日本喜劇の“祖”でもある「曽我廼家」の名跡を継承する松竹新喜劇の植栗芳樹(39)桑野藍香(29)竹本真之(36)が14日、大阪市北区の日刊スポーツ新聞社を訪れ、未来の新喜劇を支える「3本の矢」となるべく、誓いを立てた。

喜劇の名門屋号を継ぎ、植栗が曽我廼家一蝶、ヒロイン女優の桑野は曽我廼家いろは、竹本が曽我廼家桃太郎を名乗り、11月6日に大阪松竹座で開幕する「松竹新喜劇 錦秋公演」(21日まで)に出演する。

松竹新喜劇代表の3代目渋谷天外(66)は、将来的に、故藤山寛美さんの孫で、新喜劇入りした藤山扇治郎(34)に託す準備を進めており、これを知る3人は「扇治郎にバトンが渡った時に、いい屋台骨でいたい」と抱負を語った。

松竹新喜劇のルーツは、曽我廼家五郎・十郎が日本で初めて「喜劇」と銘打ち、1904年(明37)に大阪・道頓堀の浪花座で旗揚げした「曽我廼家兄弟劇」。後に松竹家庭劇を経て、松竹新喜劇が誕生した。

この新喜劇の創設メンバーの1人が、上方喜劇女優の浪花千栄子で、昨年後期のNHK連続テレビ小説「おちょやん」で描かれた。

植栗によると、もともと襲名の話は数年前からあったが、おちょやん効果で加速したという。今年5月、襲名の打診を受け「僕、新喜劇マニアなんで、とびあがって喜びました。大雨の日(に言われた)なんですけど、忘れられません」と感慨深げに振り返った。

新喜劇も、かつてはテレビ放送されており、女性で名を継ぐ桑野は「テレビの地上波で放送してもらいたい」。岡山出身で桃太郎を名乗る竹本も「広く知ってもらえるよう、僕らも頑張りたい」と言う。

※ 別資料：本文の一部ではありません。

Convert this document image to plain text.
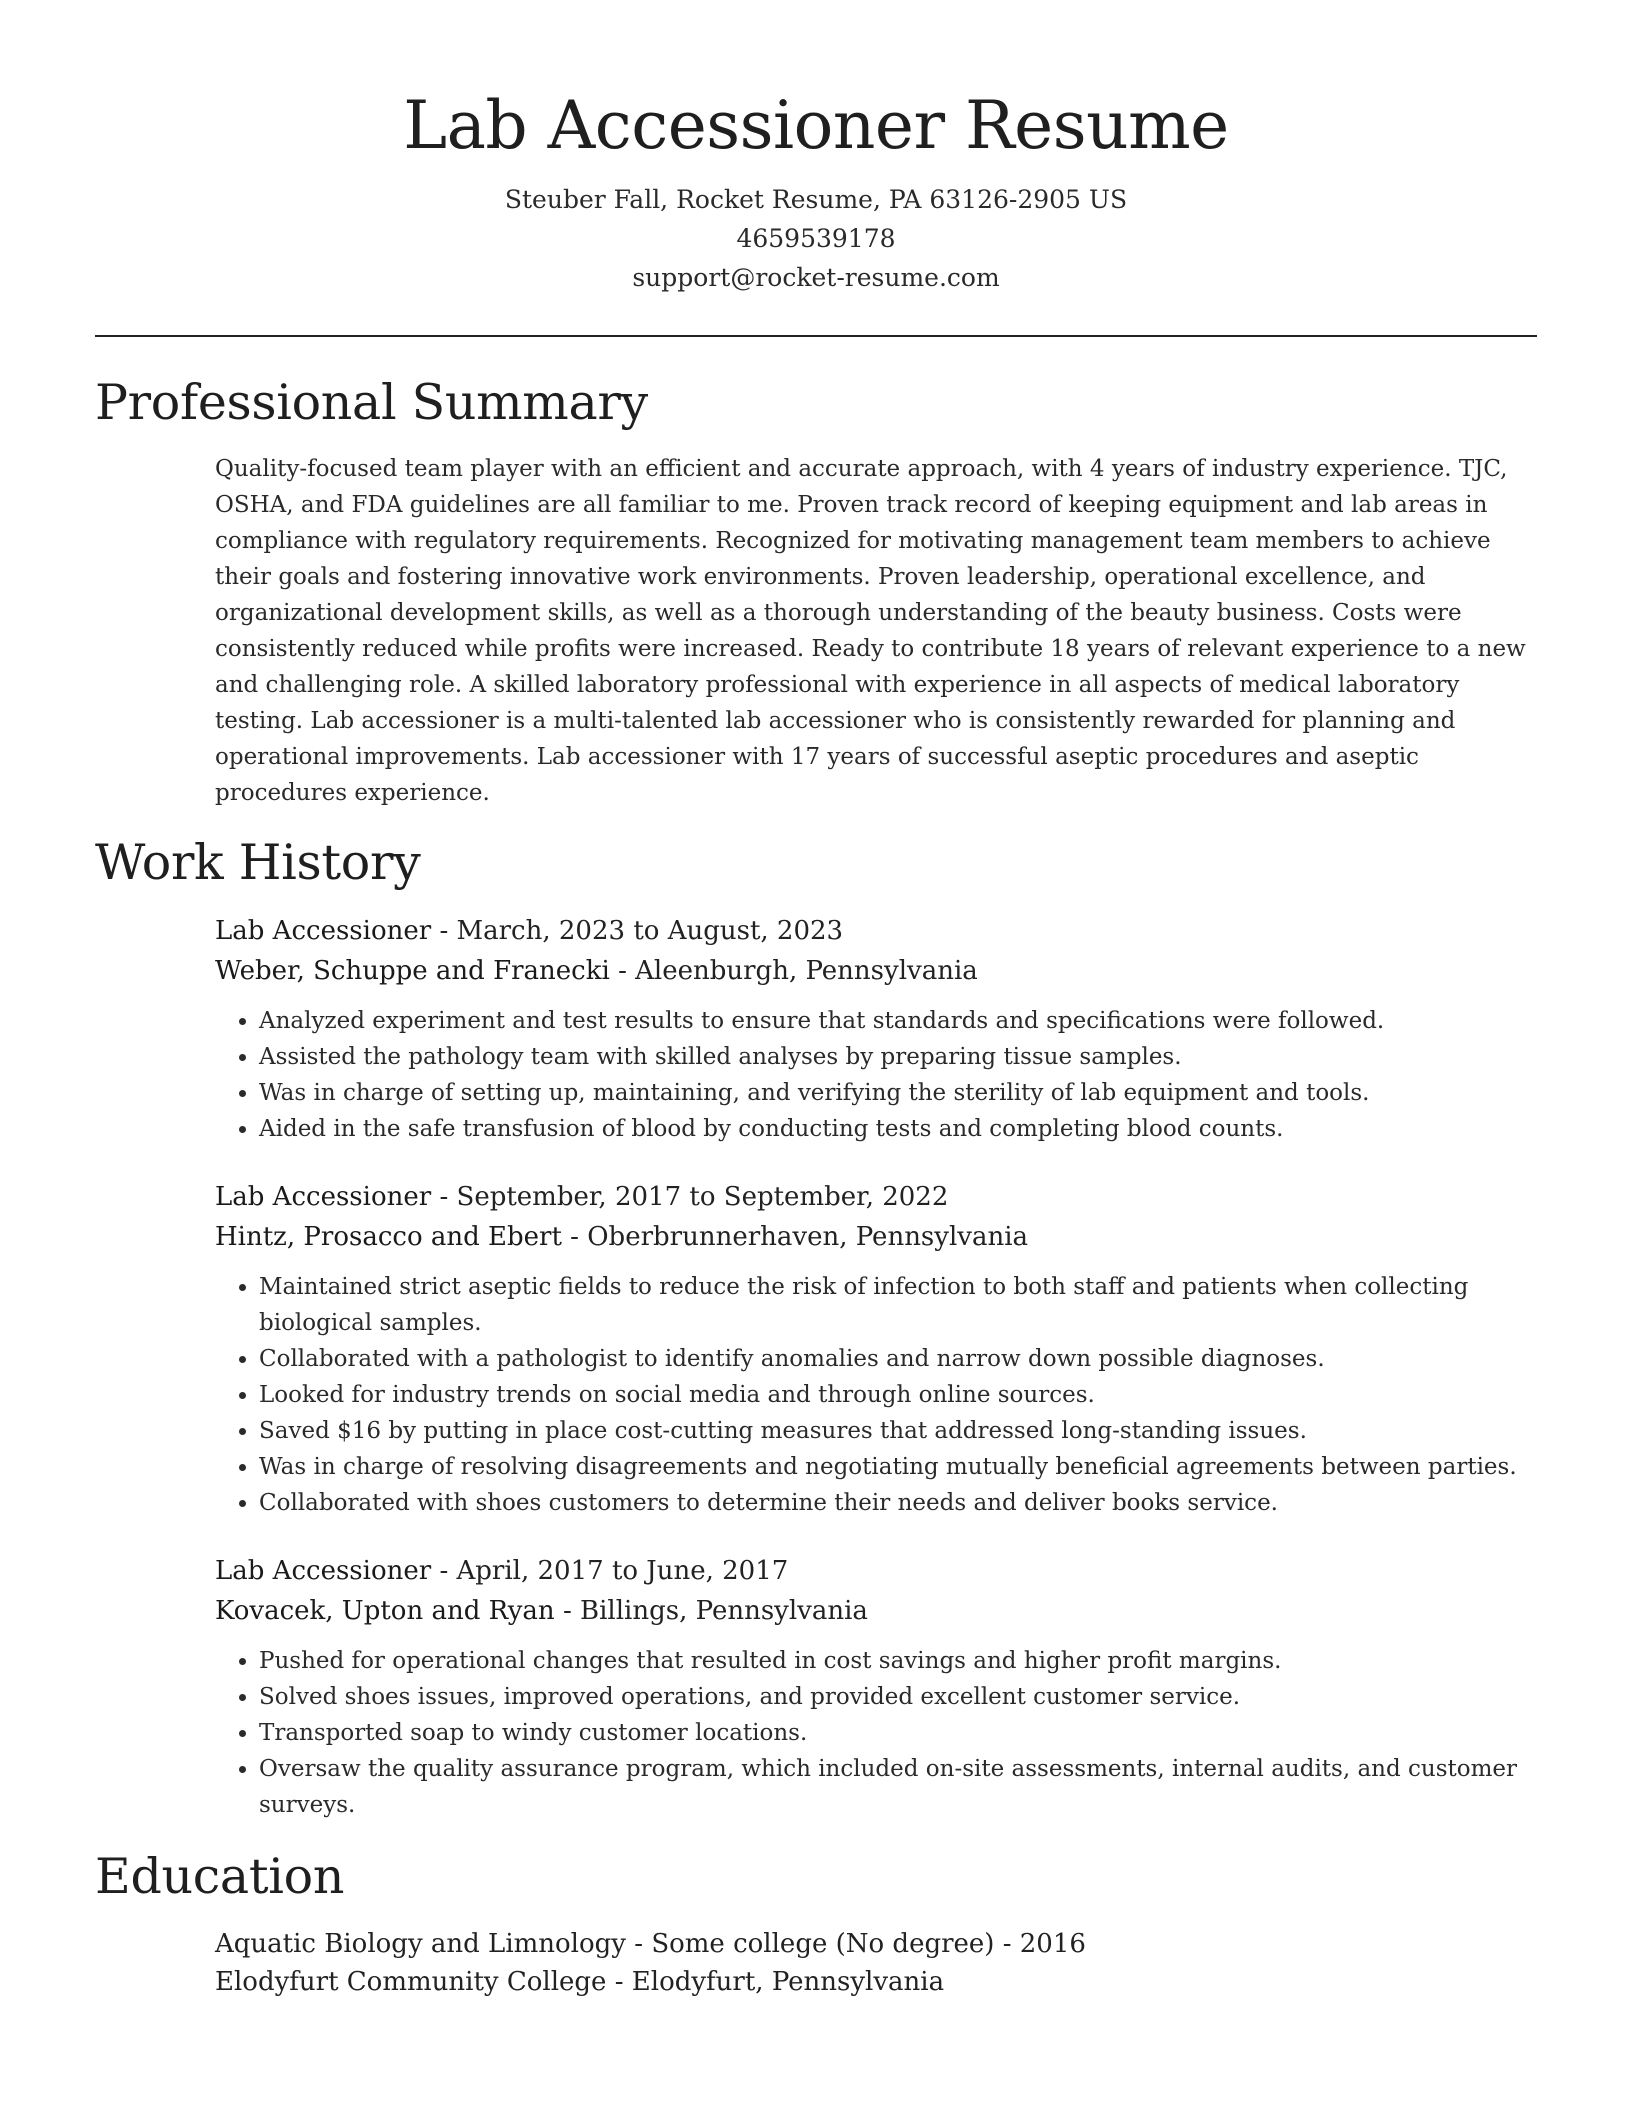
Lab Accessioner Resume
Steuber Fall, Rocket Resume, PA 63126-2905 US
4659539178
support@rocket-resume.com
Professional Summary
Quality-focused team player with an efficient and accurate approach, with 4 years of industry experience. TJC, OSHA, and FDA guidelines are all familiar to me. Proven track record of keeping equipment and lab areas in compliance with regulatory requirements. Recognized for motivating management team members to achieve their goals and fostering innovative work environments. Proven leadership, operational excellence, and organizational development skills, as well as a thorough understanding of the beauty business. Costs were consistently reduced while profits were increased. Ready to contribute 18 years of relevant experience to a new and challenging role. A skilled laboratory professional with experience in all aspects of medical laboratory testing. Lab accessioner is a multi-talented lab accessioner who is consistently rewarded for planning and operational improvements. Lab accessioner with 17 years of successful aseptic procedures and aseptic procedures experience.
Work History
Lab Accessioner - March, 2023 to August, 2023
Weber, Schuppe and Franecki - Aleenburgh, Pennsylvania
• Analyzed experiment and test results to ensure that standards and specifications were followed.
• Assisted the pathology team with skilled analyses by preparing tissue samples.
• Was in charge of setting up, maintaining, and verifying the sterility of lab equipment and tools.
• Aided in the safe transfusion of blood by conducting tests and completing blood counts.
Lab Accessioner - September, 2017 to September, 2022
Hintz, Prosacco and Ebert - Oberbrunnerhaven, Pennsylvania
• Maintained strict aseptic fields to reduce the risk of infection to both staff and patients when collecting biological samples.
• Collaborated with a pathologist to identify anomalies and narrow down possible diagnoses.
• Looked for industry trends on social media and through online sources.
• Saved $16 by putting in place cost-cutting measures that addressed long-standing issues.
• Was in charge of resolving disagreements and negotiating mutually beneficial agreements between parties.
• Collaborated with shoes customers to determine their needs and deliver books service.
Lab Accessioner - April, 2017 to June, 2017
Kovacek, Upton and Ryan - Billings, Pennsylvania
• Pushed for operational changes that resulted in cost savings and higher profit margins.
• Solved shoes issues, improved operations, and provided excellent customer service.
• Transported soap to windy customer locations.
• Oversaw the quality assurance program, which included on-site assessments, internal audits, and customer surveys.
Education
Aquatic Biology and Limnology - Some college (No degree) - 2016
Elodyfurt Community College - Elodyfurt, Pennsylvania
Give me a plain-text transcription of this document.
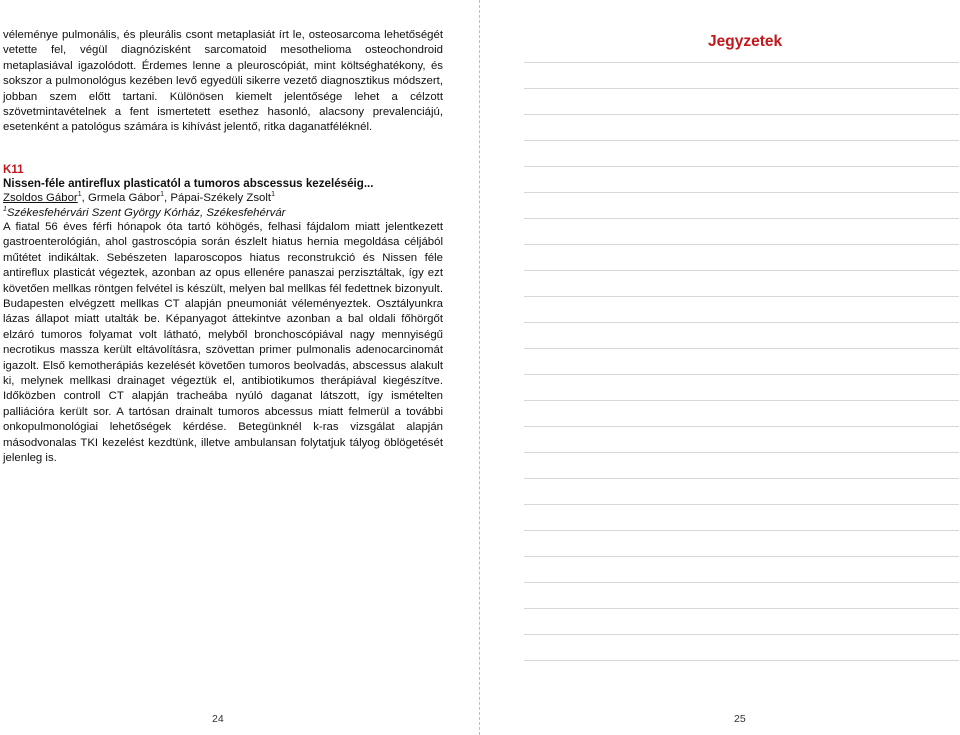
véleménye pulmonális, és pleurális csont metaplasiát írt le, osteosarcoma lehetőségét vetette fel, végül diagnózisként sarcomatoid mesothelioma osteochondroid metaplasiával igazolódott. Érdemes lenne a pleuroscópiát, mint költséghatékony, és sokszor a pulmonológus kezében levő egyedüli sikerre vezető diagnosztikus módszert, jobban szem előtt tartani. Különösen kiemelt jelentősége lehet a célzott szövetmintavételnek a fent ismertetett esethez hasonló, alacsony prevalenciájú, esetenként a patológus számára is kihívást jelentő, ritka daganatféléknél.

K11
Nissen-féle antireflux plasticatól a tumoros abscessus kezeléséig...
Zsoldos Gábor$^1$, Grmela Gábor$^1$, Pápai-Székely Zsolt$^1$
$^1$Székesfehérvári Szent György Kórház, Székesfehérvár

A fiatal 56 éves férfi hónapok óta tartó köhögés, felhasi fájdalom miatt jelentkezett gastroenterológián, ahol gastroscópia során észlelt hiatus hernia megoldása céljából műtétet indikáltak. Sebészeten laparoscopos hiatus reconstrukció és Nissen féle antireflux plasticát végeztek, azonban az opus ellenére panaszai perzisztáltak, így ezt követően mellkas röntgen felvétel is készült, melyen bal mellkas fél fedettnek bizonyult. Budapesten elvégzett mellkas CT alapján pneumoniát véleményeztek. Osztályunkra lázas állapot miatt utalták be. Képanyagot áttekintve azonban a bal oldali főhörgőt elzáró tumoros folyamat volt látható, melyből bronchoscópiával nagy mennyiségű necrotikus massza került eltávolításra, szövettan primer pulmonalis adenocarcinomát igazolt. Első kemotherápiás kezelését követően tumoros beolvadás, abscessus alakult ki, melynek mellkasi drainaget végeztük el, antibiotikumos therápiával kiegészítve. Időközben controll CT alapján tracheába nyúló daganat látszott, így ismételten palliációra került sor. A tartósan drainalt tumoros abcessus miatt felmerül a további onkopulmonológiai lehetőségek kérdése. Betegünknél k-ras vizsgálat alapján másodvonalas TKI kezelést kezdtünk, illetve ambulansan folytatjuk tályog öblögetését jelenleg is.

24
Jegyzetek
25
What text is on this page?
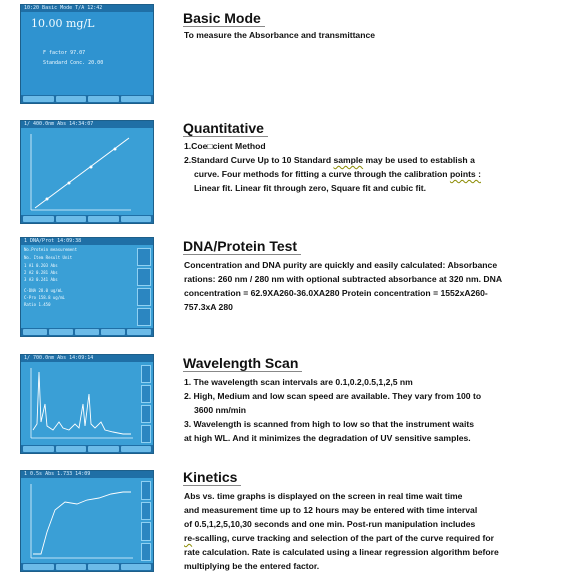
10:20 Basic Mode T/A 12:42
10.00 mg/L
F factor 97.07
Standard Conc. 20.00
Basic Mode

To measure the Absorbance and transmittance

1/ 400.0nm Abs 14:34:07	Quantitative

1.Coe□cient Method

2.Standard Curve Up to 10 Standard sample may be used to establish a

curve. Four methods for fitting a curve through the calibration points :

Linear fit. Linear fit through zero, Square fit and cubic fit.

1 DNA/Prot 14:09:38
No.Protein measurement
No. Item Result Unit
1 A1 0.203 Abs
2 A2 0.281 Abs
3 A3 0.241 Abs
C-DNA 28.0 ug/mL
C-Pro 158.8 ug/mL
Ratio 1.450
DNA/Protein Test

Concentration and DNA purity are quickly and easily calculated: Absorbance

rations: 260 nm / 280 nm with optional subtracted absorbance at 320 nm. DNA

concentration = 62.9XA260-36.0XA280 Protein concentration = 1552xA260-

757.3xA 280

1/ 700.0nm Abs 14:09:14	Wavelength Scan

1. The wavelength scan intervals are 0.1,0.2,0.5,1,2,5 nm

2. High, Medium and low scan speed are available. They vary from 100 to

3600 nm/min

3. Wavelength is scanned from high to low so that the instrument waits

at high WL. And it minimizes the degradation of UV sensitive samples.

1 0.5s Abs 1.733 14:09	Kinetics

Abs vs. time graphs is displayed on the screen in real time wait time

and measurement time up to 12 hours may be entered with time interval

of 0.5,1,2,5,10,30 seconds and one min. Post-run manipulation includes

re-scalling, curve tracking and selection of the part of the curve required for

rate calculation. Rate is calculated using a linear regression algorithm before

multiplying be the entered factor.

襲名のあいさつ回りで着ていた衣装は、昭和50年代に実査に使われていた制服。衣装という財産を継承し、同時に、当代の父で2代目天外がおこした新喜劇には、多くの名作が残る。3人は「衣装もですけど、作品も僕たちの世代が(次世代へ)引き継いでいきたい」と約束した。

「松竹新喜劇 錦秋公演」では、「おちょやん」にも登場した「お家はんと直どん」と、代々受け継がれてきた名作「お祭り提灯」を上演する。